Sai da feira da ladra e entra por ruas nunca antes, por ela, percorridas. E uma nova Lisboa se apresenta nova por ser nunca antes visitada por ela: ruas, ruelas, escadinhas se apresentam, muitas novas Igrejas aparecem em muitos becos em que ela entra e pensa que não conseguirá sair, mas isto é impossível, há sempre uma alternativa.  Anda muito, anda muito mesmo pela Alfama, por seu becos e escadarias; não se perde porque sabe que, em descendo, vai dar sempre no Tejo, o seu guia, o seu companheiro de sempre, que não lhe falta nas horas tristes e de aflição, portanto não se preocupa mesmo, não quer, sequer, saber onde está, sabe que ele vai tá lá embaixo e que algum beco, alguma escadaria, alguma ladeira, vai fazê-la chegar á ele.

Desce tudo, sai em Santa Apolônia, decide que vai a Cascais, anda até o Cais Sodré, quando lá chega lembra que o comboio está em greve, hora de arrumar outra coisa a fazer, recorda, então, de Santa Catarina, e vai até o elevador da Bica. Sobe e pensa em comer um chouriço assado, e é o que faz, toma alguns chopes. Fica ali até mais tarde e resolve voltar, desce em direção ao Chiado, passa pela porta do Consulado Brasileiro na Praça Camões, e continua descendo em direção ao Rossio. É sempre um deleite quando chega à Praça. A vida está ali, a multiculturalidade, tudo enfim, e a sua vida também, só que ali vai ficar um pouco dela, que não retornará junto consigo para a sua terra.

No domingo, como sempre que tem oportunidade faz, vai a "feira do relógio", ela gosta,gosta de tudo, de ver tantas e tantas etnias juntas,  a multiculturalidade resplandece: brasileiros, russos, portugueses, africanos, ciganos, ucranianos,  ali ninguém é estrangeiro, todos comungam um mesmo sentimento e um mesmo objetivo, diversão e comprar  alimentos  mais baratos; roupas, sapatos, perfumes, bolsas de marca, o mundo da falsificação em uma realidade que reina absoluta mostrando a verdade nua e crua.
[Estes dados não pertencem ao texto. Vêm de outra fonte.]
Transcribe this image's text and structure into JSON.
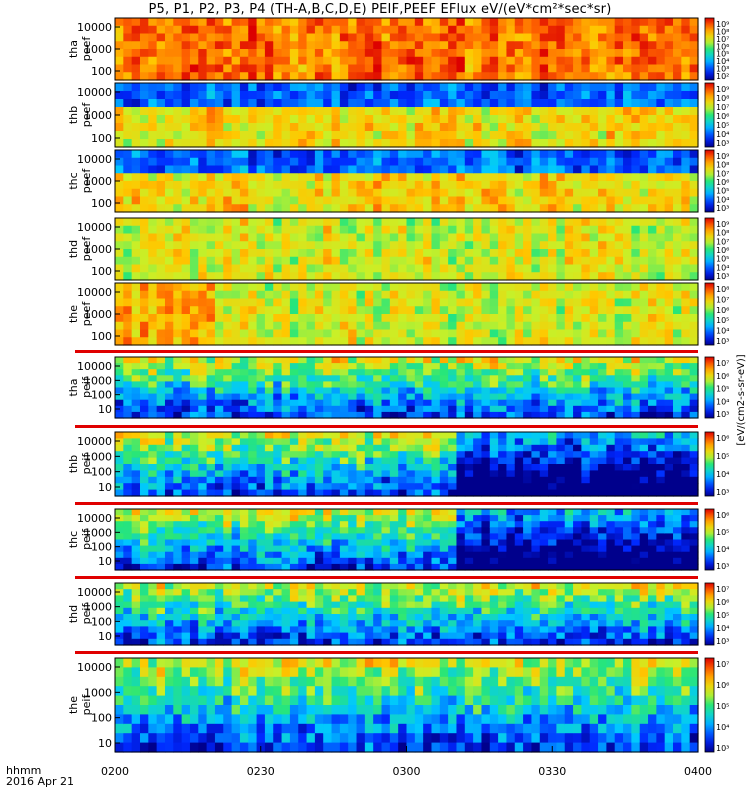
{
  "chart_data": {
    "type": "heatmap",
    "title": "P5, P1, P2, P3, P4 (TH-A,B,C,D,E) PEIF,PEEF EFlux eV/(eV*cm²*sec*sr)",
    "time_axis": {
      "ticks": [
        "0200",
        "0230",
        "0300",
        "0330",
        "0400"
      ],
      "label_row1": "hhmm",
      "label_row2": "2016 Apr 21",
      "range": [
        "02:00",
        "04:00"
      ]
    },
    "colorbar_label": "[eV/(cm2-s-sr-eV)]",
    "panels": [
      {
        "probe": "tha",
        "product": "peef",
        "ylabel": [
          "tha",
          "peef"
        ],
        "yticks": [
          "10000",
          "1000",
          "100"
        ],
        "cbar_ticks": [
          "10⁹",
          "10⁸",
          "10⁷",
          "10⁶",
          "10⁵",
          "10⁴",
          "10³",
          "10²"
        ]
      },
      {
        "probe": "thb",
        "product": "peef",
        "ylabel": [
          "thb",
          "peef"
        ],
        "yticks": [
          "10000",
          "1000",
          "100"
        ],
        "cbar_ticks": [
          "10⁹",
          "10⁸",
          "10⁷",
          "10⁶",
          "10⁵",
          "10⁴",
          "10³"
        ]
      },
      {
        "probe": "thc",
        "product": "peef",
        "ylabel": [
          "thc",
          "peef"
        ],
        "yticks": [
          "10000",
          "1000",
          "100"
        ],
        "cbar_ticks": [
          "10⁹",
          "10⁸",
          "10⁷",
          "10⁶",
          "10⁵",
          "10⁴",
          "10³"
        ]
      },
      {
        "probe": "thd",
        "product": "peef",
        "ylabel": [
          "thd",
          "peef"
        ],
        "yticks": [
          "10000",
          "1000",
          "100"
        ],
        "cbar_ticks": [
          "10⁹",
          "10⁸",
          "10⁷",
          "10⁶",
          "10⁵",
          "10⁴",
          "10³"
        ]
      },
      {
        "probe": "the",
        "product": "peef",
        "ylabel": [
          "the",
          "peef"
        ],
        "yticks": [
          "10000",
          "1000",
          "100"
        ],
        "cbar_ticks": [
          "10⁸",
          "10⁷",
          "10⁶",
          "10⁵",
          "10⁴",
          "10³"
        ]
      },
      {
        "probe": "tha",
        "product": "peif",
        "ylabel": [
          "tha",
          "peif"
        ],
        "yticks": [
          "10000",
          "1000",
          "100",
          "10"
        ],
        "cbar_ticks": [
          "10⁷",
          "10⁶",
          "10⁵",
          "10⁴",
          "10³"
        ]
      },
      {
        "probe": "thb",
        "product": "peif",
        "ylabel": [
          "thb",
          "peif"
        ],
        "yticks": [
          "10000",
          "1000",
          "100",
          "10"
        ],
        "cbar_ticks": [
          "10⁶",
          "10⁵",
          "10⁴",
          "10³"
        ]
      },
      {
        "probe": "thc",
        "product": "peif",
        "ylabel": [
          "thc",
          "peif"
        ],
        "yticks": [
          "10000",
          "1000",
          "100",
          "10"
        ],
        "cbar_ticks": [
          "10⁶",
          "10⁵",
          "10⁴",
          "10³"
        ]
      },
      {
        "probe": "thd",
        "product": "peif",
        "ylabel": [
          "thd",
          "peif"
        ],
        "yticks": [
          "10000",
          "1000",
          "100",
          "10"
        ],
        "cbar_ticks": [
          "10⁷",
          "10⁶",
          "10⁵",
          "10⁴",
          "10³"
        ]
      },
      {
        "probe": "the",
        "product": "peif",
        "ylabel": [
          "the",
          "peif"
        ],
        "yticks": [
          "10000",
          "1000",
          "100",
          "10"
        ],
        "cbar_ticks": [
          "10⁷",
          "10⁶",
          "10⁵",
          "10⁴",
          "10³"
        ]
      }
    ]
  }
}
Todos querem ter acesso a uma Lui Vuiton, Prada, Dolce Gabanna, Gucci, etc. Ela não compra, adora ver as "brasileiras" comprando. Vão levar para o Brasil e vão tentar enganar os trouxas, embora ela mesma já tenha  tido  uma encomenda de uma carteira Lui Vuiton, não comprou claro, tem vergonha, sempre achou que se não pode ter a original, certamente, não se falsificará usando uma "falsa".
Novamente ela  volta ao Rossio, é o seu ponto de referência, dali ela vai poder ir para onde quiser sempre, mas não pode ficar o tempo todo na rua e ela tem de voltar à casa.
É inevitável, a emoção toma conta de si e ela caminha lentamente em direção ao táxi, que a levará até Carnaxide, e no táxi, mais uma vez, ela lembra que terá muitas saudades, saudades mesmo, pois em muitos deles ouviu galanteios, não levados a sério mesmo, afinal. . Mas é sempre bom ouvir, embora de maneira não muito elegante, “que você ainda dá umas curvas” e coisas do tipo.
Chega a casa, fica pedindo que a dona da casa não esteja, não é por nada, é porque está mesmo soluçando, e não quer que ela participe desta tristeza.  Chega ao seu quarto e abre à janela, o Tejo está lá, quieto, hoje parece estar triste, não tem ondas, está calmo, fica de lá tentando lhe dar coragem e lhe confortar. Ela agradece, fecha a janela, deita, tenta dormir, afinal, amanhã é outro dia e, quem sabe o seu amigo e a sua esposa lhe façam outra surpresa!